ETF

Bond laddering with ETFs: How can it benefit you?

Explore the benefits of laddering
Key takeaways
What is a bond ladder?
1

This investment strategy looks to buy a portfolio of bonds with sequential maturity dates.

Why can a bond ladder be appealing?
2

A bond ladder may reduce interest rate risk while giving an investor flexibility and predictable income.

Why have ETFs in a bond ladder?
3

Fixed income ETFs invest in hundreds of individual bonds helping investors save time and effort and avoid trading costs.

The bond market has experienced some instability lately, and that may be introducing unwanted volatility to portfolios. Investors generally don’t like uncertainty, and that includes bond investors. While the Federal Reserve may have settled on a policy of monetary easing, and inflation seems to have come under control, other factors have riled the markets. Fixed-income investors want stability among other benefits. So, it’s no surprise we’ve seen renewed interest in defined maturity ETFs and how they can be used to build efficient bond ladders.

What is a bond ladder?

A bond ladder is an investment strategy that involves buying a portfolio of bonds with sequential maturity dates. When a bond matures, the proceeds can be put toward a specific expense, such as college tuition or a tax bill. Or they can be reinvested in a new bond with a longer maturity.

By maintaining a regular but staggered cadence this strategy can help manage interest rate risk. Money isn’t all in bonds that mature at the same time, so an investor carries less risk of a price drop should they have to sell early. Laddering can help an investor balance between stability and flexibility while generating income.

How does a bond ladder work?

A bond ladder creates a sequence of bonds that matures at regular intervals (every one, three, five, or seven years, for example).

How bond ladders work: a hypothetical example
How bond ladders work: a hypothetical  example

Suppose you have $50,000 to invest. You might buy five bonds worth $10,000 each that mature every year for the next five years. After the first year, the money from the first bond can be reinvested in a new five-year bond. After the second year, the money from the second bond can be reinvested in another five-year bond. The process continues, year after year, maintaining the ladder.

Why can a bond ladder be appealing?

A bond ladder that holds bonds to maturity not only may reduce interest rate risk, but it can also give an investor flexibility and predictable income. Most traditional fixed income mutual funds and ETFs typically have a perpetual duration target. That means bonds in that portfolio are continuously bought and sold to keep the average duration the same. It’s a way of managing risk.

A bond ladder, however, can be customized to target a specific maturity date and interest rate sensitivity (or duration profile). This flexibility may prove useful in a volatile interest rate environment.
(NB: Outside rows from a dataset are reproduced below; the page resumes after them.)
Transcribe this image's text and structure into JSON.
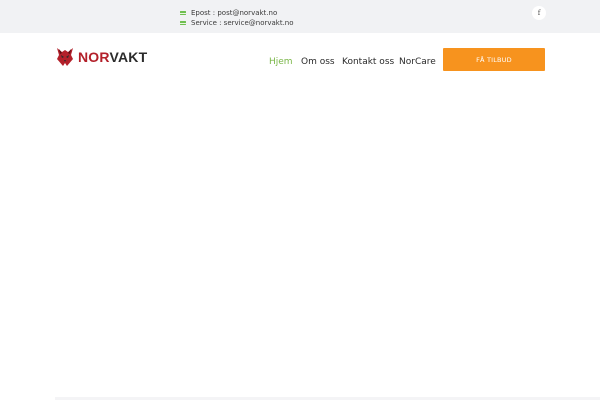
{
  "topbar": {
    "email_label": "Epost : post@norvakt.no",
    "service_label": "Service : service@norvakt.no",
    "facebook_glyph": "f"
  },
  "logo": {
    "text_part1": "NOR",
    "text_part2": "VAKT",
    "icon": "wolf-head-icon"
  },
  "nav": {
    "items": [
      {
        "label": "Hjem",
        "active": true
      },
      {
        "label": "Om oss",
        "active": false
      },
      {
        "label": "Kontakt oss",
        "active": false
      },
      {
        "label": "NorCare",
        "active": false
      }
    ]
  },
  "cta": {
    "label": "FÅ TILBUD"
  },
  "colors": {
    "accent_green": "#7ab648",
    "cta_orange": "#f7931e",
    "brand_red": "#b3202a",
    "topbar_bg": "#f1f2f4"
  }
}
When interest rates rise, investors can reinvest any proceeds from maturing bonds into new bonds with higher rates. If rates fall, investors can choose to reinvest less of the maturity proceeds into new bonds with lower rates. Investors in a falling-rate environment may still benefit from existing bonds that were previously purchased at higher rates. Either way, bonds in a bond ladder can mature and provide income at regular intervals.

How can BulletShares ETFs build better bond ladders?

BulletShares fixed income ETFs offer the precision of bonds with the advantages of ETFs. Our suite lets investors build customized portfolios tailored to specific maturity profiles, risk preferences, and investment goals.

BulletShares ETFs invest in hundreds of individual bonds to help investors avoid the trading costs of building bond ladders, not to mention the time and effort.

BulletShares are defined maturity ETFs with termination dates like individual bonds but also the advantages of diversification1, liquidity2, and transparency3.

Try our BulletShares ETF Bond Ladder Tool to customize a bond ladder with specific investment amounts, bond asset classes, and maturity ranges.

Footnotes

  • 1

    Diversification does not guarantee a profit or eliminate the risk of loss.

  • 2

    Shares are not individually redeemable and owners of the Shares may acquire those Shares from the Fund and   tender those Shares for redemption to the Fund in Creation Unit aggregations only, typically consisting of 10,000, 20,000, 25,000, 50,000, 80,000, 100,000 or 150,000 Shares.

  • 3

    ETFs disclose their full portfolio holdings daily.